The Turkish state broadcaster, TRT, was quick to make the change as soon as it was announced in 2021, explaining that among the reasons for the image rebrand was the association with the bird traditionally associated with Christmas, New Year or Thanksgiving.
In this country, Mahuta, other Government leaders and our state-subsidised media have not waited for an official announcement of a name change for New Zealand. They have opted for Aotearoa or Aotearoa New Zealand.
Overseas media are not following suit. In Turkey, the English-language Daily Sabah recently reported
Chris Hipkins takes over from Jacinda Ardern as New Zealand PM
The Turkish experience is instructive.
As part of the Turkish re-branding ordered by the authorities in Ankara, “Made in Türkiye” is being featured on all exported products, and in January last year a tourism campaign was launched with the catch-phrase “Hello Türkiye”.
The BBC reported:
The move has been met with a mixed reaction online. While government officials support it, others say it is an ineffective distraction as the president gears up for elections next year, amid an economic crisis.
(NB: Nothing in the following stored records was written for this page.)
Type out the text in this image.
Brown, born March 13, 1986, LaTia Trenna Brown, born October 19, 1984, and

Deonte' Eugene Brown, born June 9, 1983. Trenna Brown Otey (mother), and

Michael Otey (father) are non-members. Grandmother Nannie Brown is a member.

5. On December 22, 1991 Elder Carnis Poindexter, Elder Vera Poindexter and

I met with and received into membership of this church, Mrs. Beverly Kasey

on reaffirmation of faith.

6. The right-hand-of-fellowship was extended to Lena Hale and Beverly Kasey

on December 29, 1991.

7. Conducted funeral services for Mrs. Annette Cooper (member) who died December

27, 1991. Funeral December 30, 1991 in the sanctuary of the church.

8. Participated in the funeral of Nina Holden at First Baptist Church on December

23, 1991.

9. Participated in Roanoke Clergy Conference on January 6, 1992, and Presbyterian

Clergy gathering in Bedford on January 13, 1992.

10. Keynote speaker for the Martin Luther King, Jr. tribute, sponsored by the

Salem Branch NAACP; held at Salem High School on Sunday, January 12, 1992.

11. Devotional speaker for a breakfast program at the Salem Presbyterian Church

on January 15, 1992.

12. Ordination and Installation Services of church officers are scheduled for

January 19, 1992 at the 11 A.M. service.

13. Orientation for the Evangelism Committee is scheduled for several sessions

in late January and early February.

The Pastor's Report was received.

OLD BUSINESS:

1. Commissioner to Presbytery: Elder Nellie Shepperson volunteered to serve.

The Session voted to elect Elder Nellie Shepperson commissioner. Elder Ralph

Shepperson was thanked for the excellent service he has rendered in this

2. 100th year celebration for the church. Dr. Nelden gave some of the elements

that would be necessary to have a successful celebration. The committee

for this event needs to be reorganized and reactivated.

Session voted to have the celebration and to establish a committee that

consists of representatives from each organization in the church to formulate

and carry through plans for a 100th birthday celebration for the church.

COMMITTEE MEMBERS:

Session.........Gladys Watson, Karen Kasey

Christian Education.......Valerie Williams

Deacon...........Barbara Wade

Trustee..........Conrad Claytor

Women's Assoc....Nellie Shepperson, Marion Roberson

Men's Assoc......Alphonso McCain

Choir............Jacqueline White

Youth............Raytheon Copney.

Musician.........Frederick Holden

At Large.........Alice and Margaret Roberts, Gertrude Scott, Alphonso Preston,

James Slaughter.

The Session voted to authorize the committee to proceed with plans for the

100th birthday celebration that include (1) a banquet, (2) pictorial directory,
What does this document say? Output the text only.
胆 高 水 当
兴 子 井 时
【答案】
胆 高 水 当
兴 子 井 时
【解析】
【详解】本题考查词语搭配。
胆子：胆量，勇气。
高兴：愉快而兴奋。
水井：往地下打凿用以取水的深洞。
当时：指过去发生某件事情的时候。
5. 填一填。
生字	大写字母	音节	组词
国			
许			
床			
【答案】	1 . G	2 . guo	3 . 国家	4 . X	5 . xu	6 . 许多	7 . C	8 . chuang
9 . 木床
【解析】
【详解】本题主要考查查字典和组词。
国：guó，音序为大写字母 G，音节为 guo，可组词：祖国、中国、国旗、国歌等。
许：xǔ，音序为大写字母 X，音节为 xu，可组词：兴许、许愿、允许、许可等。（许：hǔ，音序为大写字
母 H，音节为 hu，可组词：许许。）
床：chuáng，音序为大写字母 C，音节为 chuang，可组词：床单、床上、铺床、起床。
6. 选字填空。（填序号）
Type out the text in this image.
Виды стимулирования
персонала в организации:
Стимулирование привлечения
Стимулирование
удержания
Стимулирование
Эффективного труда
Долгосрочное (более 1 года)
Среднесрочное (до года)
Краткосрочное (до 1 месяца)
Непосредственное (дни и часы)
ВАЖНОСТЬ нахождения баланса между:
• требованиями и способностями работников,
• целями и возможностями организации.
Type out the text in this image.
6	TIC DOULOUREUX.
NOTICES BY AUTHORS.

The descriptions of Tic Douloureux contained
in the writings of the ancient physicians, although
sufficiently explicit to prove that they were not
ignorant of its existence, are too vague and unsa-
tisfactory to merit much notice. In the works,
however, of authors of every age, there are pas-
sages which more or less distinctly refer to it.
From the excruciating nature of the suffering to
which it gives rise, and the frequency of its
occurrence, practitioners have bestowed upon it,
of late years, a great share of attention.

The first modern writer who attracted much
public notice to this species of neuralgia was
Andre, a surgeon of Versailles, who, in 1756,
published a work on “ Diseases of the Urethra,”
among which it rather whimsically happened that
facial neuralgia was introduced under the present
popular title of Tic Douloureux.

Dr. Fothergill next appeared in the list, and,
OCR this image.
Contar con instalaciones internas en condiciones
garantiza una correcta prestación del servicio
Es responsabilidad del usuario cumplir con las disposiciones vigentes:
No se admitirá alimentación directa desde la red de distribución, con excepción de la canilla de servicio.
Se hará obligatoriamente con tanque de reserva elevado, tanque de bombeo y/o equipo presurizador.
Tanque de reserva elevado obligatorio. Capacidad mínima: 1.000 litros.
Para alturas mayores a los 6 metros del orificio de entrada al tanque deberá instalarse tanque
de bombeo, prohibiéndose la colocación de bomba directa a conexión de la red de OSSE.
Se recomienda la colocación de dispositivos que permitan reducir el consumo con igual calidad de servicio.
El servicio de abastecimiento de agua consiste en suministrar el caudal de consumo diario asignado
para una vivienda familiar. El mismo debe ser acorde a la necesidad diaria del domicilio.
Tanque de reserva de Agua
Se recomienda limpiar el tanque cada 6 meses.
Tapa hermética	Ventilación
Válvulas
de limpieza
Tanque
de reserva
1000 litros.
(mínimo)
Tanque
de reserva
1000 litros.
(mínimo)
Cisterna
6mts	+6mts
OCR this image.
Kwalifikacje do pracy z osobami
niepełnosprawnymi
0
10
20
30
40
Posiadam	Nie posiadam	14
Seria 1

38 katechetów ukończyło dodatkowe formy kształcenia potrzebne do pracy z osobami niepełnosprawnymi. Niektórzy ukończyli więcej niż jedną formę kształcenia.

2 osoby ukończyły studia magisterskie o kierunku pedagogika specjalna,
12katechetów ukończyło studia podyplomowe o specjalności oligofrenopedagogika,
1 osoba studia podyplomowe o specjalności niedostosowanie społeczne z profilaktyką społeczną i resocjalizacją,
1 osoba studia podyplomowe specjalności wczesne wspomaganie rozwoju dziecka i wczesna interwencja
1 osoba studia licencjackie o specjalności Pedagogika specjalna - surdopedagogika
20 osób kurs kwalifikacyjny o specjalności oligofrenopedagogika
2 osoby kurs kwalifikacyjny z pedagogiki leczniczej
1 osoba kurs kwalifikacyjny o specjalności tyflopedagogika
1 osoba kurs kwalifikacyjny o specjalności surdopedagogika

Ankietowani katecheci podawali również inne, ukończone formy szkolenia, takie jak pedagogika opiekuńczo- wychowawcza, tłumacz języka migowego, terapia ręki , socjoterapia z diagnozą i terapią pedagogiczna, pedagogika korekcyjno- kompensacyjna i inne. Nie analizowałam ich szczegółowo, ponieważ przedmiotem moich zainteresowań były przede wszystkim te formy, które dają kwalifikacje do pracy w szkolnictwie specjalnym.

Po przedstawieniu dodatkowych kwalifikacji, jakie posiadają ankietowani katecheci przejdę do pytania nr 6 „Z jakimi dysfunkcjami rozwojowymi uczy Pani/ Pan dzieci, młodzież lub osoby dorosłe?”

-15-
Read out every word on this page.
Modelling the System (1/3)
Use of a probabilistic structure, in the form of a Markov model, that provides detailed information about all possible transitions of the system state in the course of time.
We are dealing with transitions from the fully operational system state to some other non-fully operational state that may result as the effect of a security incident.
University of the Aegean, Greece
Who would have thought politicians could would try to distract voters from the issues that matter?
But as the BBC said, it is not uncommon for countries to change their names.
In 2020, The Netherlands dropped Holland in a rebranding move. And before that, Macedonia changed its name to North Macedonia due to a political dispute with Greece, and Swaziland became Eswatini in 2018.
Further back in history, Iran used to be called Persia, Siam is now Thailand, and Rhodesia was changed to Zimbabwe.
Our leaders may well be gauging the public’s appetite for Aotearoa and/or the more cumbersome Aotearoa New Zealand. At least for now neither looks like an election-winner, despite the force-feeding.
2 thoughts on “Media stick with “Turkey” but Mahuta diplomatically announces $1.5m aid using the language authorised by Turkish leaders”
1. Sri Lanka was formerly Ceylon.
2. I thought Minister Mahuta was in India.
3. A tick for Hipkins for calling our country New Zealand.